A: Yes, the clustering key is stored in each and every nonclustered index on the table, and this is a big factor in choosing a clustering key. The clustering key is stored in the nonclustered indexes because SQL Server uses the clustering key to look up the corresponding row from a nonclustered index into the base table. However, why SQL Server does this isn’t intuitive or obvious, so I’ll explain using the typical analogy for nonclustered indexes—indexes in the back of a book. All the indexes in a book point to the same data, but they let you look something up in different ways. In a book, the actual data is found using a page number. In a SQL Server table with a clustered index, the data is found using the clustering key.

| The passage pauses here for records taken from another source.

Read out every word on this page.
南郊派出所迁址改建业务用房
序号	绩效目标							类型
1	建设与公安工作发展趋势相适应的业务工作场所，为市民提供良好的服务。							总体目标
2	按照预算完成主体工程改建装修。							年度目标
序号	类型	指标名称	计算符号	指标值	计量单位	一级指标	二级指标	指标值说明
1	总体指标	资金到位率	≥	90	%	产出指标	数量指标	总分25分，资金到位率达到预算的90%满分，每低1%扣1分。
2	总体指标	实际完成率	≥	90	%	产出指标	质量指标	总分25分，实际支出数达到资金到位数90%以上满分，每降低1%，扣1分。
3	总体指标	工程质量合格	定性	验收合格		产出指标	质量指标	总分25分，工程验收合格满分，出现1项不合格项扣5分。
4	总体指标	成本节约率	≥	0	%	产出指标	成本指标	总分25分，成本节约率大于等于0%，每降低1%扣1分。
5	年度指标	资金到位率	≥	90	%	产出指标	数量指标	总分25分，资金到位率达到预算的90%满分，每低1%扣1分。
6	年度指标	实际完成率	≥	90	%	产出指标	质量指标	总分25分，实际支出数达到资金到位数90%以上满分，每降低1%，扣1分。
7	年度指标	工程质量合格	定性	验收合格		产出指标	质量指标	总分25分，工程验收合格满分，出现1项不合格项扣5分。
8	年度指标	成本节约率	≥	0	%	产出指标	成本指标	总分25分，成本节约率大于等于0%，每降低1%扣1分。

So, why doesn’t SQL Server use the page number to find the table records exactly as an index in the back of a book? If the table doesn’t have a clustered index, it actually does use the page numbers! The data records in a heap (i.e., a table without a clustered index) can be referenced using only their physical location in the data file, rather than their logical location in the clustered index. This can lead to interesting performance issues if the heap data record needs to change location for any reason. When the table has a clustered index, it doesn’t matter what the physical location of the data record is—it can always be found using the clustering key.
So the nonclustered indexes must include the clustering key to enable the data records to be found (for instance, to retrieve table columns that are in a query SELECT list, but aren’t present in the nonclustered index the query optimizer chose to process the query). But what is a good clustering key choice? Given that the clustering key is included in all nonclustered indexes, it makes sense that the clustering key should be as small as possible and that it shouldn’t change so that the nonclustered indexes don’t have to change in turn.

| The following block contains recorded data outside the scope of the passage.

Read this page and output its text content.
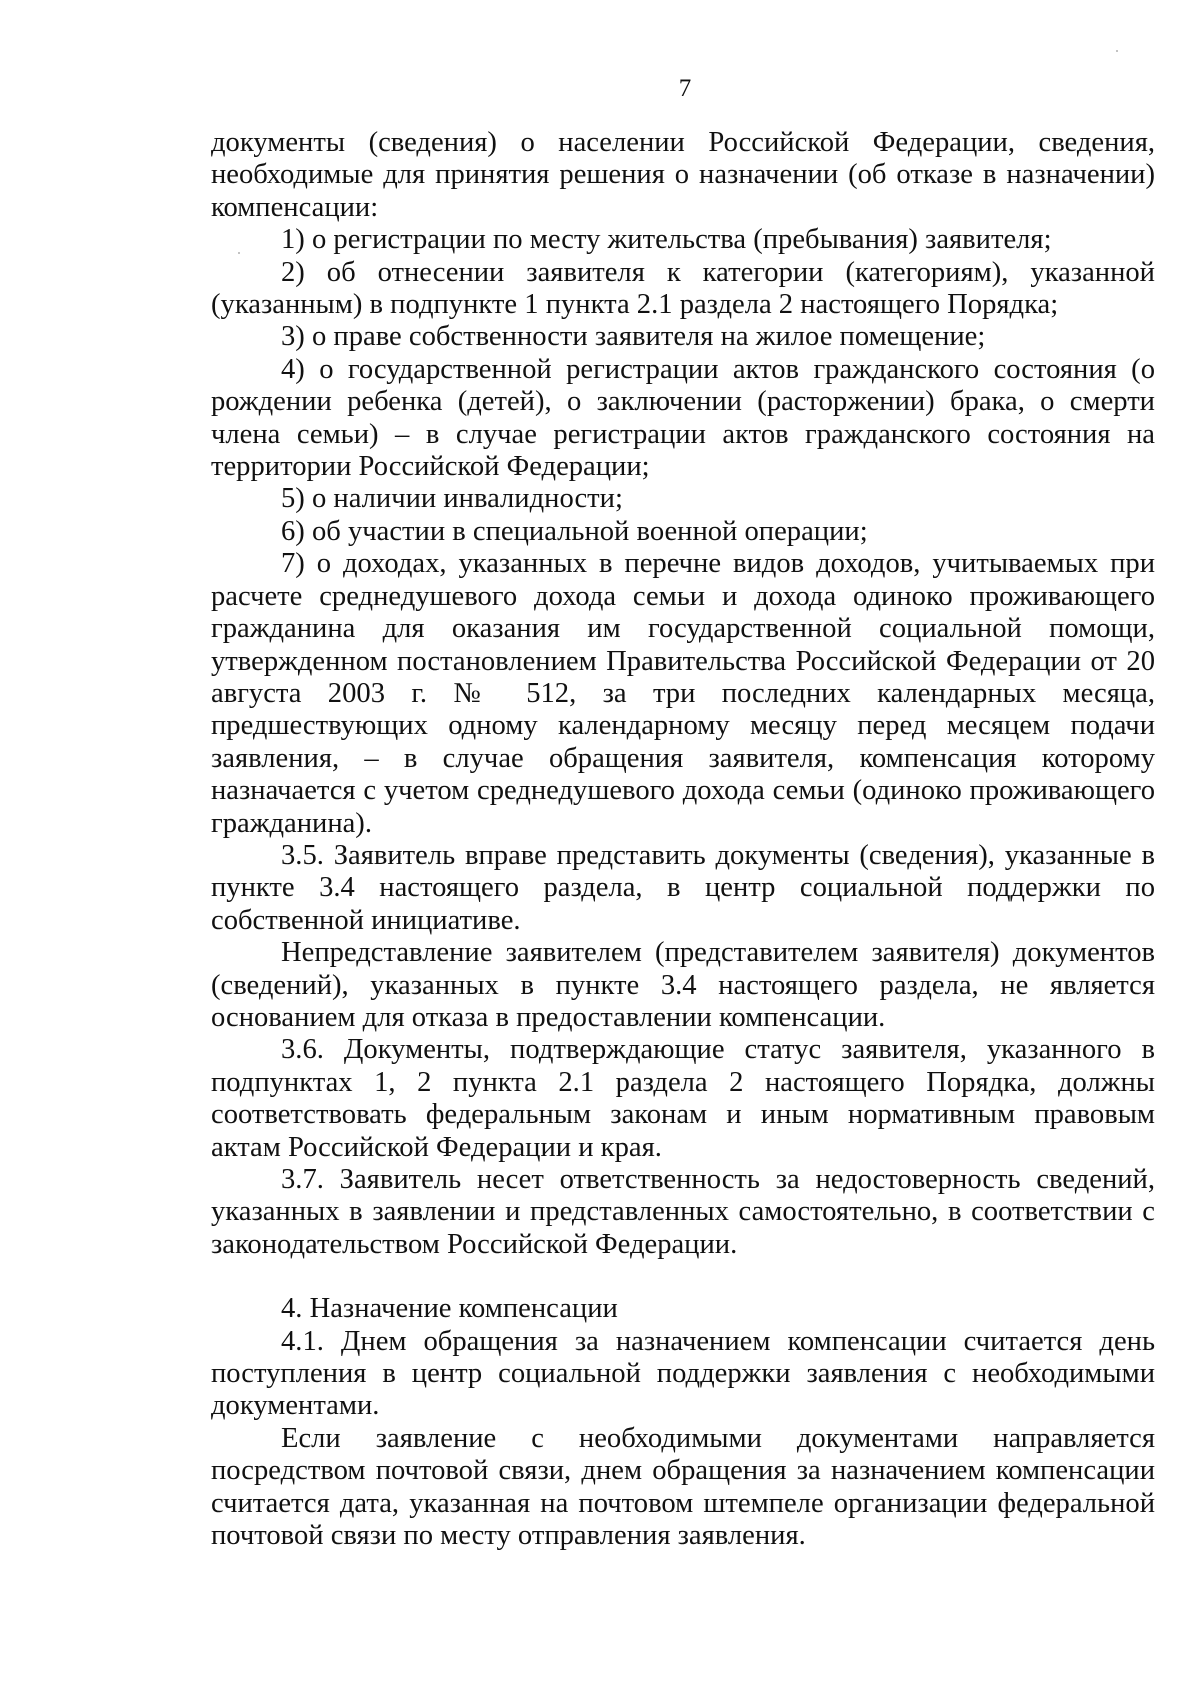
7

документы (сведения) о населении Российской Федерации, сведения, необходимые для принятия решения о назначении (об отказе в назначении) компенсации:

1) о регистрации по месту жительства (пребывания) заявителя;

2) об отнесении заявителя к категории (категориям), указанной (указанным) в подпункте 1 пункта 2.1 раздела 2 настоящего Порядка;

3) о праве собственности заявителя на жилое помещение;

4) о государственной регистрации актов гражданского состояния (о рождении ребенка (детей), о заключении (расторжении) брака, о смерти члена семьи) – в случае регистрации актов гражданского состояния на территории Российской Федерации;

5) о наличии инвалидности;

6) об участии в специальной военной операции;

7) о доходах, указанных в перечне видов доходов, учитываемых при расчете среднедушевого дохода семьи и дохода одиноко проживающего гражданина для оказания им государственной социальной помощи, утвержденном постановлением Правительства Российской Федерации от 20 августа 2003 г. № 512, за три последних календарных месяца, предшествующих одному календарному месяцу перед месяцем подачи заявления, – в случае обращения заявителя, компенсация которому назначается с учетом среднедушевого дохода семьи (одиноко проживающего гражданина).

3.5. Заявитель вправе представить документы (сведения), указанные в пункте 3.4 настоящего раздела, в центр социальной поддержки по собственной инициативе.

Непредставление заявителем (представителем заявителя) документов (сведений), указанных в пункте 3.4 настоящего раздела, не является основанием для отказа в предоставлении компенсации.

3.6. Документы, подтверждающие статус заявителя, указанного в подпунктах 1, 2 пункта 2.1 раздела 2 настоящего Порядка, должны соответствовать федеральным законам и иным нормативным правовым актам Российской Федерации и края.

3.7. Заявитель несет ответственность за недостоверность сведений, указанных в заявлении и представленных самостоятельно, в соответствии с законодательством Российской Федерации.

4. Назначение компенсации

4.1. Днем обращения за назначением компенсации считается день поступления в центр социальной поддержки заявления с необходимыми документами.

Если заявление с необходимыми документами направляется посредством почтовой связи, днем обращения за назначением компенсации считается дата, указанная на почтовом штемпеле организации федеральной почтовой связи по месту отправления заявления.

Ultimately, what you’re really looking for is a clustering key that’s narrow, static, and unique, as well as one that doesn’t cause excessive fragmentation. This combination is the part that doesn’t jump out at you when you’re defining your schema/indexes, and, as a result, goes unnoticed until you see problems. Typical problems include inserts that are running slower or even timing out; queries that are running slower because of excessive I/Os; databases growing rapidly (especially the transaction log) because fragmentation (i.e., page splits) takes significantly more log space; and overall data bloat (e.g., wasted space, wasted cache, wasted space in backups). So, although these assessments should be true, they’re not always true and that’s often the problem.
Now you know why the clustering key is in the nonclustered indexes, as well as how it affects the nonclustered indexes. These facts should influence your choice of the clustering key. Some examples of good clustering keys include clustering on an identity and clustering on a combination of columns.
A clustering key that is an identity column is naturally unique, narrow, and static, and it naturally reduces fragmentation by limiting inserts to the end of the table. A clustering key that is a combination of columns such as (OrderDate, OrderID) in tables that have varying access patterns (and possibly partitioning) is also naturally unique and static, is relatively narrow, and naturally reduces fragmentation by limiting inserts to the end of the table. In addition, a combination clustering key can be used for range queries. Although I wouldn’t choose a clustering key based on range queries, I would certainly leverage it if it were available.
A cluster key based on a GUID can be OK, but there are many issues to contend with depending on how the GUID is being generated. Using the client (e.g., .NET) to generate the GUIDs can be extremely problematic. GUIDs are definitely unique, relatively narrow (however, at 16 bytes they’re quite a bit wider than an integer-based identity), and should be static (although this would be application dependent). However, client-generated GUIDs create a tremendous amount of index fragmentation because there’s no pattern to their inserts.
Using the server-side function NEWID() to generate the GUIDs can be extremely problematic for exactly the same reasons as client-side GUID generation. Generating GUIDs using the server-side function NEWSEQUENTIALID() offers the same benefits as for client-side GUIDs (unique, relatively narrow, static), but there are some potential problems. Instead of creating a lot of index fragmentation, these GUIDs are relatively sequential. They’re generally ever-increasing values, but because of how they’re generated, the base value on which they’re defined might change (typically because of a server restart or time change on the server, but there are other factors). As a result, they significantly reduce index fragmentation but they don’t eliminate it. Most tables see only 5 to 10 percent index fragmentation instead of the 99 percent index fragmentation that a client-side or NEWID()-generated GUID causes.